We main­tain a map whose keys are the inte­gers to be con­sid­ered, and a 2-tuple con­tain­ing the start­ing and ending inte­gers of a sequence. Since we are only con­sid­er­ing con­sec­u­tive sequences, we can infer the size of a sequence by its start and end.

def longest_consecutive_sequence(nums):
    dic = {}
    output = 0
    for i in range(len(nums)):
        curr = nums[i]
        # ignore duplicates
        if curr in dic:
            continue
        # case 1
        if curr - 1 not in dic and curr + 1 not in dic:
            dic[curr] = [curr, curr]
        # case 2
        elif curr - 1 not in dic:
            right = dic[curr + 1]
            dic[curr] = [curr, right[1]]
            right_edge = dic[right[1]]
            right_edge[0] = curr
        # case 3
        elif curr + 1 not in dic:
            left = dic[curr - 1]
            dic[curr] = [left[0], curr]
            left_edge = dic[left[0]]
            left_edge[1] = curr
        # case 4
        else:
            left = dic[curr - 1]
            right = dic[curr + 1]
            dic[curr] = [left[0], right[1]]

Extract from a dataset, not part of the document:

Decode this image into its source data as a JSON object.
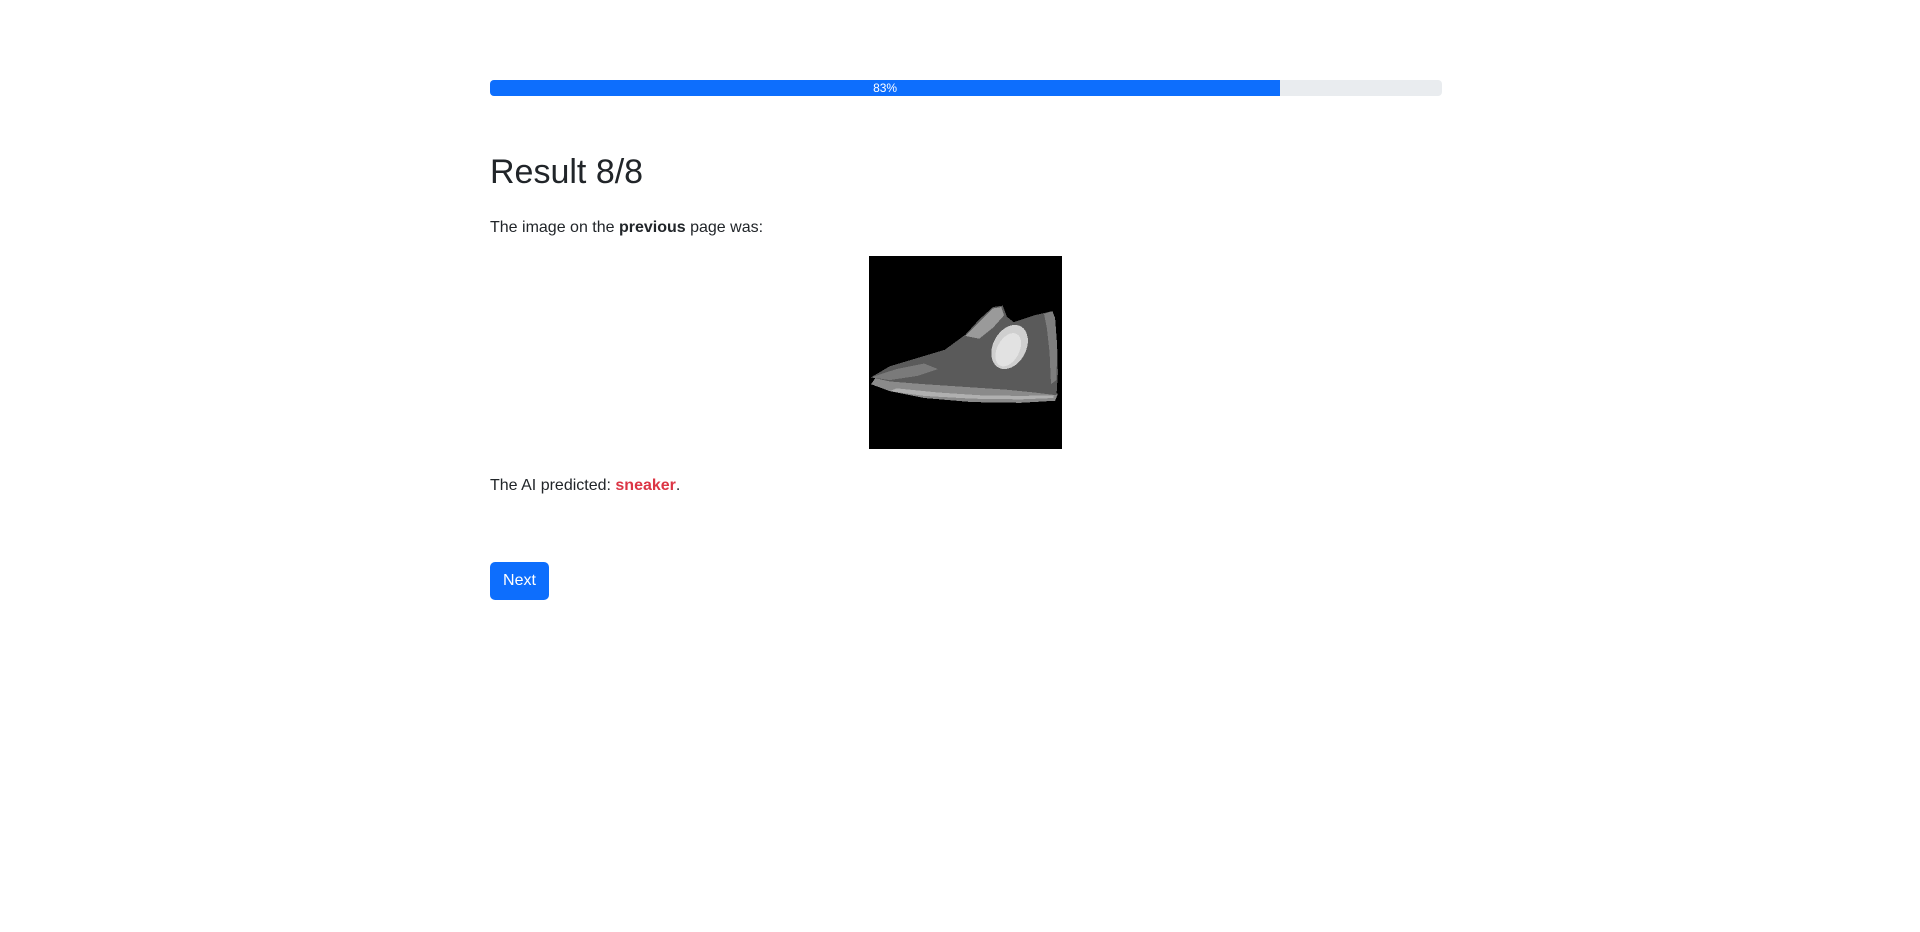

            left_edge = dic[left[0]]
            # we update the leftmost entry's ending integer 
            # to be the right neighbour's ending integer
            left_edge[1] = dic[curr][1]

            right_edge = dic[right[1]]
            # we update the rightmost entry's starting integer 
            # to be the left neighbour's starting integer
            right_edge[0] = dic[curr][0]

        # update the length of the longest sequence
        # the length is just the end - start + 1, since it's consecutive
        output = max(output, dic[curr][1] - dic[curr][0] + 1)
    return output

O(n) in both time and space.

Alter­na­tive­ly, one can also solve it by sort­ing the array and main­tain­ing a con­stant number of vari­ables to keep track of the longest sequence seen so far in one pass from left to right. That will be O(nlogn) in time and O(1) space.